Inconnu: “You’re pretty cute … I could satisfy you all night!” Which provoked even the baffled Mump to laugh.

Student 5: “The duello, sir. The duello.”

Me: “Inconnu fought a duel not long ago, with an alien god who roughly corresponds to Flokin. Inconnu won, of course.”

Saza: “Well, he won with the help of certain magic items my cousin provided!”

Student 5: “I now completely sidestep the issue of the duello, without mentioning it further, ever. Instead I return to the basic question: how best should the number of transaffectionate people be reduced?”

Me: “You misunderstand your own argument! The question that follows from your hypotheses is, how best shall we reduce the nasty consequences that transaffectionate people suffer?”

Student 5: “Eliminating all transaffection would suffice to accomplish this!”

Me: “As would eliminating all punishment of the transaffectionate. Consider that each act of punishment is a unique atom: it requires an act of will and commission upon the part of one or more perpetrators. Once it is over, there will be no more of it; even the same perpetrators will have to perform another act if they wish to cause further punishment. However, traff-folk are born continually, and exist for quite a while — indeed, immortals are more often traff than the short-lived.” Which may be true, even, if Saza is typical and most Zi Ri do occasionally fall in love outside their own species on rare occasions. I wish they talked about it more! “So, if we eliminated all punishments today, the problem would be over today. If we eliminated all traff-folk today, the problem would return quickly. Thus eliminating the punishments is the superior approach.”

Saza: “My cousin’s logic is as sharp as zir claws — as the magic sabres zie constructs!.”

Student 5: “You are missing the point — you are obfusticating it, O Zi Ri!”

Me: “The point is that your objections to my choice of loves is rooted neither in theology, physics, nor logic. I suspect it is rooted in your own rather putrid little mind.”

Student 5: “Nothing of the sort! There are elemental physical reasons for despising the transaffectionate! If all primes were traff, no new primes would be born!”

Phaniet: “Oh, don’t be fatuous. We like children as much as anyone else. My Rassimal ~husband~ has helped out a Rassimel woman or two to acquire them.”

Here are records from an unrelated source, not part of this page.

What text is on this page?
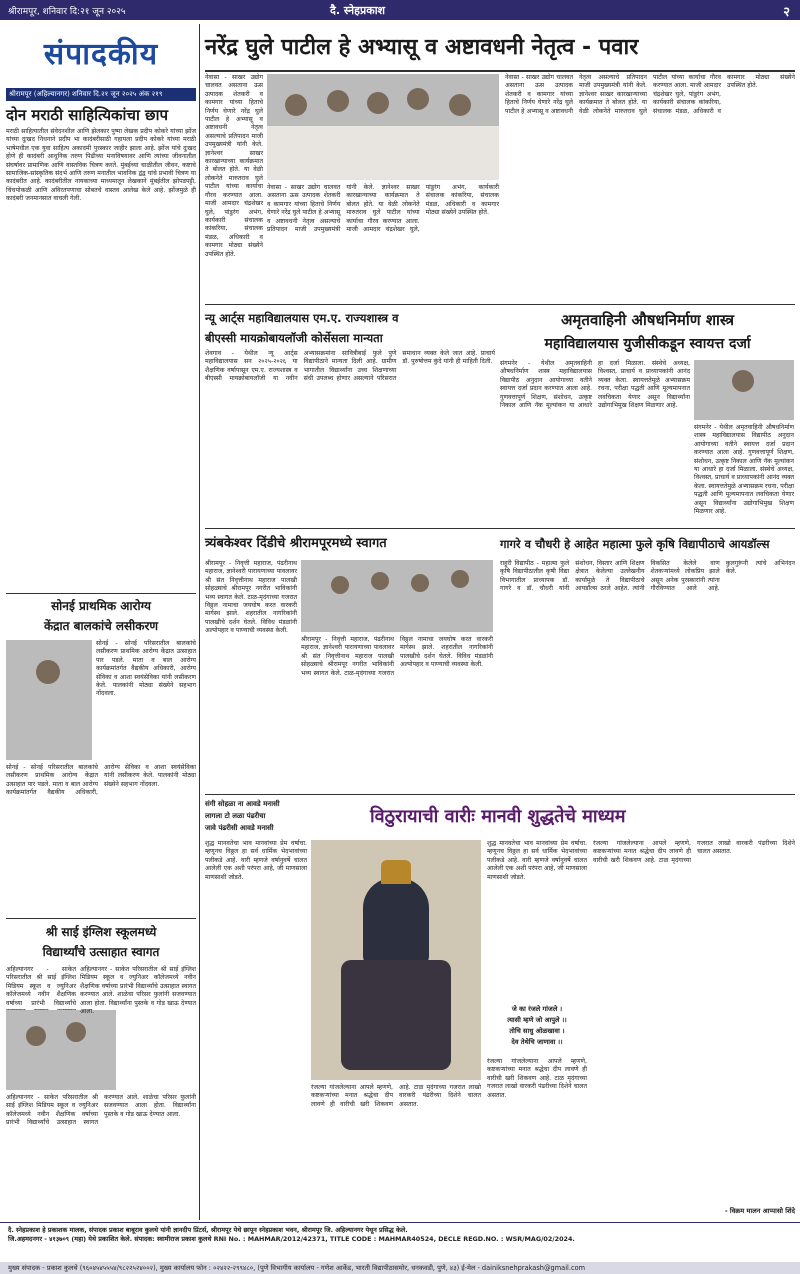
श्रीरामपूर, शनिवार दि:२१ जून २०२५	दै. स्नेहप्रकाश	२
संपादकीय
श्रीरामपूर (अहिल्यानगर) शनिवार दि.२१ जून २०२५ अंक २१९
दोन मराठी साहित्यिकांचा छाप
मराठी साहित्यातील संवेदनशील आणि झेलकार पुष्पा लेखक प्रदीप कोकरे यांच्या झोंज यांच्या दुःखद निधनाने प्रदीप भा कादंबरीसाठी गहायला प्रदीप कोकरे यांच्या मराठी भाषेमधील एक युवा साहित्य अकादमी पुरस्कार जाहीर झाला आहे. झोंज यांचे दुःखद होणे ही कादंबरी आधुनिक तरुण पिढीच्या मनाविषयावर आणि त्यांच्या जीवनातील संघर्षावर प्रामाणिक आणि वास्तविक चित्रण करते. मुंबईच्या चाळीतील जीवन, कष्टाचे सामाजिक-सांस्कृतिक संदर्भ आणि तरुण मनातील भावनिक द्वंद्व यांचे प्रभावी चित्रण या कादंबरीत आहे. कादंबरीतील नायकाच्या माध्यमातून लेखकाने मुंबईतील झोपडपट्टी, चिंचपोकळी आणि अविरतपणाचा सोबतचे वास्तव आलेख केले आहे. झोंजमुळे ही कादंबरी जनमानसात वाचली गेली.
नरेंद्र घुले पाटील हे अभ्यासू व अष्टावधनी नेतृत्व - पवार
नेवासा - साखर उद्योग चालवत असताना ऊस उत्पादक शेतकरी व कामगार यांच्या हिताचे निर्णय घेणारे नरेंद्र घुले पाटील हे अभ्यासू व अष्टावधनी नेतृत्व असल्याचे प्रतिपादन माजी उपमुख्यमंत्री यांनी केले. ज्ञानेश्वर साखर कारखान्याच्या कार्यक्रमात ते बोलत होते. या वेळी लोकनेते मारुतराव घुले पाटील यांच्या कार्याचा गौरव करण्यात आला. माजी आमदार चंद्रशेखर घुले, पांडुरंग अभंग, कार्यकारी संचालक कांकरिया, संचालक मंडळ, अधिकारी व कामगार मोठ्या संख्येने उपस्थित होते.
नेवासा - साखर उद्योग चालवत असताना ऊस उत्पादक शेतकरी व कामगार यांच्या हिताचे निर्णय घेणारे नरेंद्र घुले पाटील हे अभ्यासू व अष्टावधनी नेतृत्व असल्याचे प्रतिपादन माजी उपमुख्यमंत्री यांनी केले. ज्ञानेश्वर साखर कारखान्याच्या कार्यक्रमात ते बोलत होते. या वेळी लोकनेते मारुतराव घुले पाटील यांच्या कार्याचा गौरव करण्यात आला. माजी आमदार चंद्रशेखर घुले, पांडुरंग अभंग, कार्यकारी संचालक कांकरिया, संचालक मंडळ, अधिकारी व कामगार मोठ्या संख्येने उपस्थित होते.
नेवासा - साखर उद्योग चालवत असताना ऊस उत्पादक शेतकरी व कामगार यांच्या हिताचे निर्णय घेणारे नरेंद्र घुले पाटील हे अभ्यासू व अष्टावधनी नेतृत्व असल्याचे प्रतिपादन माजी उपमुख्यमंत्री यांनी केले. ज्ञानेश्वर साखर कारखान्याच्या कार्यक्रमात ते बोलत होते. या वेळी लोकनेते मारुतराव घुले पाटील यांच्या कार्याचा गौरव करण्यात आला. माजी आमदार चंद्रशेखर घुले, पांडुरंग अभंग, कार्यकारी संचालक कांकरिया, संचालक मंडळ, अधिकारी व कामगार मोठ्या संख्येने उपस्थित होते.
न्यू आर्ट्स महाविद्यालयास एम.ए. राज्यशास्त्र व
बीएस्सी मायक्रोबायलॉजी कोर्सेसला मान्यता
शेवगाव - येथील न्यू आर्ट्स महाविद्यालयास सन २०२५-२०२६ या शैक्षणिक वर्षापासून एम.ए. राज्यशास्त्र व बीएस्सी मायक्रोबायलॉजी या नवीन अभ्यासक्रमांना सावित्रीबाई फुले पुणे विद्यापीठाने मान्यता दिली आहे. ग्रामीण भागातील विद्यार्थ्यांना उच्च शिक्षणाच्या संधी उपलब्ध होणार असल्याने परिसरात समाधान व्यक्त केले जात आहे. प्राचार्य डॉ. पुरुषोत्तम कुंदे यांनी ही माहिती दिली.
अमृतवाहिनी औषधनिर्माण शास्त्र
महाविद्यालयास युजीसीकडून स्वायत्त दर्जा
संगमनेर - येथील अमृतवाहिनी औषधनिर्माण शास्त्र महाविद्यालयास विद्यापीठ अनुदान आयोगाच्या वतीने स्वायत्त दर्जा प्रदान करण्यात आला आहे. गुणवत्तापूर्ण शिक्षण, संशोधन, उत्कृष्ट निकाल आणि नॅक मूल्यांकन या आधारे हा दर्जा मिळाला. संस्थेचे अध्यक्ष, विश्वस्त, प्राचार्य व प्राध्यापकांनी आनंद व्यक्त केला. स्वायत्ततेमुळे अभ्यासक्रम रचना, परीक्षा पद्धती आणि मूल्यमापनात लवचिकता येणार असून विद्यार्थ्यांना उद्योगाभिमुख शिक्षण मिळणार आहे.
संगमनेर - येथील अमृतवाहिनी औषधनिर्माण शास्त्र महाविद्यालयास विद्यापीठ अनुदान आयोगाच्या वतीने स्वायत्त दर्जा प्रदान करण्यात आला आहे. गुणवत्तापूर्ण शिक्षण, संशोधन, उत्कृष्ट निकाल आणि नॅक मूल्यांकन या आधारे हा दर्जा मिळाला. संस्थेचे अध्यक्ष, विश्वस्त, प्राचार्य व प्राध्यापकांनी आनंद व्यक्त केला. स्वायत्ततेमुळे अभ्यासक्रम रचना, परीक्षा पद्धती आणि मूल्यमापनात लवचिकता येणार असून विद्यार्थ्यांना उद्योगाभिमुख शिक्षण मिळणार आहे.
त्र्यंबकेश्वर दिंडीचे श्रीरामपूरमध्ये स्वागत
श्रीरामपूर - निवृत्ती महाराज, पंढरीनाथ महाराज, ज्ञानेश्वरी पारायणाच्या पावलावर श्री संत निवृत्तीनाथ महाराज पालखी सोहळ्याचे श्रीरामपूर नगरीत भाविकांनी भव्य स्वागत केले. टाळ-मृदंगाच्या गजरात विठ्ठल नामाचा जयघोष करत वारकरी मार्गस्थ झाले. शहरातील नागरिकांनी पालखीचे दर्शन घेतले. विविध मंडळांनी अल्पोपहार व पाण्याची व्यवस्था केली.
श्रीरामपूर - निवृत्ती महाराज, पंढरीनाथ महाराज, ज्ञानेश्वरी पारायणाच्या पावलावर श्री संत निवृत्तीनाथ महाराज पालखी सोहळ्याचे श्रीरामपूर नगरीत भाविकांनी भव्य स्वागत केले. टाळ-मृदंगाच्या गजरात विठ्ठल नामाचा जयघोष करत वारकरी मार्गस्थ झाले. शहरातील नागरिकांनी पालखीचे दर्शन घेतले. विविध मंडळांनी अल्पोपहार व पाण्याची व्यवस्था केली.
गागरे व चौधरी हे आहेत महात्मा फुले कृषि विद्यापीठाचे आयडॉल्स
राहुरी विद्यापीठ - महात्मा फुले कृषि विद्यापीठातील कृषी विद्या विभागातील प्राध्यापक डॉ. गागरे व डॉ. चौधरी यांनी संशोधन, विस्तार आणि शिक्षण क्षेत्रात केलेल्या उल्लेखनीय कार्यामुळे ते विद्यापीठाचे आयडॉल्स ठरले आहेत. त्यांनी विकसित केलेले वाण शेतकऱ्यांमध्ये लोकप्रिय झाले असून अनेक पुरस्कारांनी त्यांना गौरविण्यात आले आहे. कुलगुरूंनी त्यांचे अभिनंदन केले.
सोनई प्राथमिक आरोग्य
केंद्रात बालकांचे लसीकरण
सोनई - सोनई परिसरातील बालकांचे लसीकरण प्राथमिक आरोग्य केंद्रात उत्साहात पार पडले. माता व बाल आरोग्य कार्यक्रमांतर्गत वैद्यकीय अधिकारी, आरोग्य सेविका व आशा स्वयंसेविका यांनी लसीकरण केले. पालकांनी मोठ्या संख्येने सहभाग नोंदवला.
सोनई - सोनई परिसरातील बालकांचे लसीकरण प्राथमिक आरोग्य केंद्रात उत्साहात पार पडले. माता व बाल आरोग्य कार्यक्रमांतर्गत वैद्यकीय अधिकारी, आरोग्य सेविका व आशा स्वयंसेविका यांनी लसीकरण केले. पालकांनी मोठ्या संख्येने सहभाग नोंदवला.
श्री साई इंग्लिश स्कूलमध्ये
विद्यार्थ्यांचे उत्साहात स्वागत
अहिल्यानगर - साकेत परिसरातील श्री साई इंग्लिश मिडियम स्कूल व ज्युनिअर कॉलेजमध्ये नवीन शैक्षणिक वर्षाच्या प्रारंभी विद्यार्थ्यांचे
अहिल्यानगर - साकेत परिसरातील श्री साई इंग्लिश मिडियम स्कूल व ज्युनिअर कॉलेजमध्ये नवीन शैक्षणिक वर्षाच्या प्रारंभी विद्यार्थ्यांचे उत्साहात स्वागत करण्यात आले. शाळेचा परिसर फुलांनी सजवण्यात आला होता. विद्यार्थ्यांना पुस्तके व गोड खाऊ देण्यात आला.
अहिल्यानगर - साकेत परिसरातील श्री साई इंग्लिश मिडियम स्कूल व ज्युनिअर कॉलेजमध्ये नवीन शैक्षणिक वर्षाच्या प्रारंभी विद्यार्थ्यांचे उत्साहात स्वागत करण्यात आले. शाळेचा परिसर फुलांनी सजवण्यात आला होता. विद्यार्थ्यांना पुस्तके व गोड खाऊ देण्यात आला.
संगी सोहळा ना आवडे मनासी
लागला टो लळा पंढरीचा
जावे पंढरीसी आवडे मनासी
विठुरायाची वारीः मानवी शुद्धतेचे माध्यम
शुद्ध मानवतेचा भाव मानवांच्या प्रेम वर्षाचा. म्हणूनच विठ्ठल हा सर्व धार्मिक भेदभावांच्या पलीकडे आहे. वारी म्हणजे वर्षानुवर्षे चालत आलेली एक अशी परंपरा आहे, जी माणसाला माणसाशी जोडते.
रंजल्या गांजलेल्याना आपले म्हणणे, कष्टकऱ्यांच्या मनात श्रद्धेचा दीप लावणे ही वारीची खरी शिकवण आहे. टाळ मृदंगाच्या गजरात लाखो वारकरी पंढरीच्या दिशेने चालत असतात.
शुद्ध मानवतेचा भाव मानवांच्या प्रेम वर्षाचा. म्हणूनच विठ्ठल हा सर्व धार्मिक भेदभावांच्या पलीकडे आहे. वारी म्हणजे वर्षानुवर्षे चालत आलेली एक अशी परंपरा आहे, जी माणसाला माणसाशी जोडते.
जे का रंजले गांजले ।
त्यासी म्हणे जो आपुले ।।
तोचि साधु ओळखावा ।
देव तेथेचि जाणावा ।।
रंजल्या गांजलेल्याना आपले म्हणणे, कष्टकऱ्यांच्या मनात श्रद्धेचा दीप लावणे ही वारीची खरी शिकवण आहे. टाळ मृदंगाच्या गजरात लाखो वारकरी पंढरीच्या दिशेने चालत असतात.
रंजल्या गांजलेल्याना आपले म्हणणे, कष्टकऱ्यांच्या मनात श्रद्धेचा दीप लावणे ही वारीची खरी शिकवण आहे. टाळ मृदंगाच्या गजरात लाखो वारकरी पंढरीच्या दिशेने चालत असतात.
- विक्रम मालन आप्पासो शिंदे
दै. स्नेहप्रकाश हे प्रकाशक मालक, संपादक प्रकाश बाबूराव कुलथे यांनी ज्ञानदीप प्रिंटर्स, श्रीरामपूर येथे छापून स्नेहप्रकाश भवन, श्रीरामपूर जि. अहिल्यानगर येथून प्रसिद्ध केले.
जि.अहमदनगर - ४१३७०९ (महा) येथे प्रकाशित केले. संपादक: स्वामीराज प्रकाश कुलथे RNI No. : MAHMAR/2012/42371, TITLE CODE : MAHMAR40524, DECLE REGD.NO. : WSR/MAG/02/2024.
मुख्य संपादक - प्रकाश कुलथे (९६०४५४५५५४/९८२२५२४००२), मुख्य कार्यालय फोन : ०२४२२-२९९४८०, (पुणे विभागीय कार्यालय - गणेश आर्केड, भारती विद्यापीठासमोर, धनकवडी, पुणे, ४३) ई-मेल - dainiksnehprakash@gmail.com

Student 5: “Then he is not truly transaffectionate!”

Phaniet: “Perhaps not, by a strict definition, but I admit that I am thoroughly satisfied by his efforts along those lines.”

Student 5: “Nonetheless, we have a serious problem with population! Monsters slay so many of us, childhood spell accidents so many more, emigration removes such and such a fraction of our great cities. Meanwhile, our enemies breed and breed — every year there are more and more pullulating swarms of cyarr and mherobump and taptet and mewellicaps! We must keep our own numbers up as well! There is no room for those who will not help!”

Mump: “I believe this discussion has covered all the main points, so, on that note, let us proceed to further questions.”